C.D. Les Régions sont les mieux placées pour aider nos entreprises et relever le défi de la souveraineté industrielle. Elles sont en capacité de structurer des écosystèmes locaux entreprenants et compétitifs et d'embarquer filières, entreprises et citoyens dans des transformations majeures en misant sur la proximité. Pour que cela fonctionne, il y a un prérequis nécessaire : la politique industrielle de notre pays doit être co-construite entre le Gouvernement et les Régions. L'État doit définir des grandes priorités industrielles en s'articulant avec les stratégies développées dans chaque territoire. Les Régions ont proposé la constitution d'un conseil national réunissant Bercy, Régions, industriels et syndicats pour définir ensemble les grands enjeux stratégiques sur lesquels coordonner leurs initiatives. Ce serait ça, faire de la politique industrielle autrement.
Vous défendez en particulier le rôle central des Régions en matière de transports... Vous parlez même d'un « airbus ferroviaire ». Qu'entendez-vous par là ? Cela semble impliquer d'autres Régions européennes...

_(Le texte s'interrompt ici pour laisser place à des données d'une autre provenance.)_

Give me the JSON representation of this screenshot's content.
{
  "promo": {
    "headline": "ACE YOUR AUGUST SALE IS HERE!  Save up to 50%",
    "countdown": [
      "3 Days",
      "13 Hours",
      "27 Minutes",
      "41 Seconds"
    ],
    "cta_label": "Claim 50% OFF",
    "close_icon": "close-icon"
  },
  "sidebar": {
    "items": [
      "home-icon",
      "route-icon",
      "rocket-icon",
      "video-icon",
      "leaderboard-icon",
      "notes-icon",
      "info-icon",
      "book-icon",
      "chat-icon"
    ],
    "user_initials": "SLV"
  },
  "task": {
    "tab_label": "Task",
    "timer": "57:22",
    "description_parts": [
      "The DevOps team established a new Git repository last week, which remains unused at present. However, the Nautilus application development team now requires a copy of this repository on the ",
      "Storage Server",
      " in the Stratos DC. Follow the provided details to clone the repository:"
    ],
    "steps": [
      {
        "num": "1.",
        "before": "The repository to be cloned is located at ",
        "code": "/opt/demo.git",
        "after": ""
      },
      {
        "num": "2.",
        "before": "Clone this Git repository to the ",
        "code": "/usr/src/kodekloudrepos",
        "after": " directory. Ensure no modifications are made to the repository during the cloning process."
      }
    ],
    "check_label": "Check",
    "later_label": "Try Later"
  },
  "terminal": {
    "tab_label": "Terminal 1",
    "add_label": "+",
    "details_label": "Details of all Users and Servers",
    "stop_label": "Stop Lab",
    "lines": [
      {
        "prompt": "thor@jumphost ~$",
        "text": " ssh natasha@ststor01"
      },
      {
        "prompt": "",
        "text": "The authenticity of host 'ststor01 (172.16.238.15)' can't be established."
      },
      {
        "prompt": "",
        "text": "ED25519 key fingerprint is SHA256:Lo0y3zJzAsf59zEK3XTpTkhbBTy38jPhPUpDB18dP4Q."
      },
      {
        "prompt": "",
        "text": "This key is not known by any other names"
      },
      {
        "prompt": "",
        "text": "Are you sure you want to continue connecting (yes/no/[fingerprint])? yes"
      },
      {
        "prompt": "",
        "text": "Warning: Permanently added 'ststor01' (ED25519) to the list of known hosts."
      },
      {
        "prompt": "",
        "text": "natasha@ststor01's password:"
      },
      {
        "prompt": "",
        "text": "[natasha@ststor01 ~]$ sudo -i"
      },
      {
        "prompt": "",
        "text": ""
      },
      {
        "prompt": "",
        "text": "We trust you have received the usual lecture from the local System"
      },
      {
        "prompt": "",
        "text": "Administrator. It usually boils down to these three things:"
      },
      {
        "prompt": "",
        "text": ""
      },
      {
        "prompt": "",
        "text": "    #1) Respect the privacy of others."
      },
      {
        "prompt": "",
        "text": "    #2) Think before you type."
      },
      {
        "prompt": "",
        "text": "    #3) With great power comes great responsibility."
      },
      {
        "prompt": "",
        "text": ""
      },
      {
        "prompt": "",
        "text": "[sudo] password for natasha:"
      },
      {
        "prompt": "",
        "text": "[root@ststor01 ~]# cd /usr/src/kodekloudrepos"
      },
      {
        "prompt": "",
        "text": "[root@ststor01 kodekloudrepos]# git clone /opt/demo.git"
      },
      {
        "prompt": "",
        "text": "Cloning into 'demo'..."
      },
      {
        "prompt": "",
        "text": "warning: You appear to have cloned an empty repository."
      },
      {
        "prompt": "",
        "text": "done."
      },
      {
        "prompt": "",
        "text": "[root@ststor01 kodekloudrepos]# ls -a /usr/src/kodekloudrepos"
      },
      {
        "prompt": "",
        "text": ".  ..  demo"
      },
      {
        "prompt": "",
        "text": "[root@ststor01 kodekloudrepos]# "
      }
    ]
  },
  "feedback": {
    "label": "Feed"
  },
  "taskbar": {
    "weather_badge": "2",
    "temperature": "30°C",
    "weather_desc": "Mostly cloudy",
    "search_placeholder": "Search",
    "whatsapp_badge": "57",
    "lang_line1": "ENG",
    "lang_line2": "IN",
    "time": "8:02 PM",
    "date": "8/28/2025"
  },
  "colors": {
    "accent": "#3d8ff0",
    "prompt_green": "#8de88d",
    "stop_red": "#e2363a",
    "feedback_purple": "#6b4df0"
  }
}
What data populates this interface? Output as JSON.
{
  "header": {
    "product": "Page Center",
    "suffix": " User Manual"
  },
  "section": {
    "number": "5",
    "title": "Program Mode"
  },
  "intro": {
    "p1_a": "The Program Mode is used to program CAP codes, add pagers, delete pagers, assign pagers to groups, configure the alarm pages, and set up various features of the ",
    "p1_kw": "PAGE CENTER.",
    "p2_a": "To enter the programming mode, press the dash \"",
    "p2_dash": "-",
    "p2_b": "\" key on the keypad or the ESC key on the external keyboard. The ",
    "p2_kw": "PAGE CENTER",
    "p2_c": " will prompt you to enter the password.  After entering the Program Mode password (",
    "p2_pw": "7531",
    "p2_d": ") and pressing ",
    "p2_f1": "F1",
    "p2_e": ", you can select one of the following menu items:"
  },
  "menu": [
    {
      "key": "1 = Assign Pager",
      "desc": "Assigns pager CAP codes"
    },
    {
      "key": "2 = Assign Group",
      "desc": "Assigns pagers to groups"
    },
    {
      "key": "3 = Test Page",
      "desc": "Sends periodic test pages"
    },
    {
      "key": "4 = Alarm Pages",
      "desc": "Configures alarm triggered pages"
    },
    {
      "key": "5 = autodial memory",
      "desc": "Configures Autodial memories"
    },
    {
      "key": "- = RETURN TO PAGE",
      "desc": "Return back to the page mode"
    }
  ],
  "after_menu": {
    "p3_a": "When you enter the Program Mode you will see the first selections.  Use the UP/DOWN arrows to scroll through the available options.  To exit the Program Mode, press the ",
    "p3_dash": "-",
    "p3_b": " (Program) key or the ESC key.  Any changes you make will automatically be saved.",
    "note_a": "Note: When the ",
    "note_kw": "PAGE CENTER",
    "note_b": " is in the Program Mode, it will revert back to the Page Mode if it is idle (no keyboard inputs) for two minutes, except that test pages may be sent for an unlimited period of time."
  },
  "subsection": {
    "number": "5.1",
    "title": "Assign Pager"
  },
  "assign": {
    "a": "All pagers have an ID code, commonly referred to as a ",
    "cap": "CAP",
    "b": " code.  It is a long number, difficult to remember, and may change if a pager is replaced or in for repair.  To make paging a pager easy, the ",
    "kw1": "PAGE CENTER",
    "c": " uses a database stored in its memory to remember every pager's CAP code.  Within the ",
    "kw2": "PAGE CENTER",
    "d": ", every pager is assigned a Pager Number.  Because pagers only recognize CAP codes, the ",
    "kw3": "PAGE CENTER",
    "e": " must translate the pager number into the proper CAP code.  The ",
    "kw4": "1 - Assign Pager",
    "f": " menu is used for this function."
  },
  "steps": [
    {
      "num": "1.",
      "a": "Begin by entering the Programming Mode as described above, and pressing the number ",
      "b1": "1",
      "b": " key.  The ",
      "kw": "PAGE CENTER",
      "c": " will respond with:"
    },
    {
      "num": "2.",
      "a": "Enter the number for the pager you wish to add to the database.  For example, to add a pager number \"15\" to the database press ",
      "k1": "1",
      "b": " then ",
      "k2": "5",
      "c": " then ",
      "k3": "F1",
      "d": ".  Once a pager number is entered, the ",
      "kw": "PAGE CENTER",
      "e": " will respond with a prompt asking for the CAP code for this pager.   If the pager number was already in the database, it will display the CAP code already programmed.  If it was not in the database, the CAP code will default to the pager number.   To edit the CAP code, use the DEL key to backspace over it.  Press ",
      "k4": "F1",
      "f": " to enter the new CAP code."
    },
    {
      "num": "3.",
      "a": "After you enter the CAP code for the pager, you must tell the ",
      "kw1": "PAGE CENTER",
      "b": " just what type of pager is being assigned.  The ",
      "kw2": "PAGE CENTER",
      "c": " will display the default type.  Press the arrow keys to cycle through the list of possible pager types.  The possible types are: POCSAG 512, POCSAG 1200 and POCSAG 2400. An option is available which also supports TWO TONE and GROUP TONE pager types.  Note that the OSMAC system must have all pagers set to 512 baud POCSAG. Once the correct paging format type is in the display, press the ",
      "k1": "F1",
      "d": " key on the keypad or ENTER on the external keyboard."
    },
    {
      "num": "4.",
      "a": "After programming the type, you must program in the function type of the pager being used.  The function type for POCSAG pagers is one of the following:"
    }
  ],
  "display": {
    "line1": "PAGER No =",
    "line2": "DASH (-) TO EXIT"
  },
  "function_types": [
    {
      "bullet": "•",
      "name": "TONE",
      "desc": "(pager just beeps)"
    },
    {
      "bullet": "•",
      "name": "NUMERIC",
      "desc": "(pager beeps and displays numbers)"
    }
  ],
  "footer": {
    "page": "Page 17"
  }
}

C.D. Les Régions, cheffes de file des mobilités et de l'intermodalité sur leurs territoires, jouent un rôle central. C'est pourquoi, nous, présidents de Région, appelons collectivement à un New Deal ferroviaire pour moderniser et renforcer notre réseau. Les montants aujourd'hui proposés par l'État demeurent très en deçà des besoins du rail français et inférieurs aux sommes allouées par nos voisins européens. L'Europe doit aussi changer de paradigme. Les fonds européens doivent bénéficier à l'ensemble du réseau ferroviaire et une politique européenne ambitieuse doit être menée pour préserver nos savoir-faire. En 2019, la Commission européenne a empêché la fusion d'Alstom et Siemens, alors qu'elle était nécessaire. Aujourd'hui, si l'on veut rester dans la course internationale, la création d'un « Airbus du ferroviaire » est primordiale.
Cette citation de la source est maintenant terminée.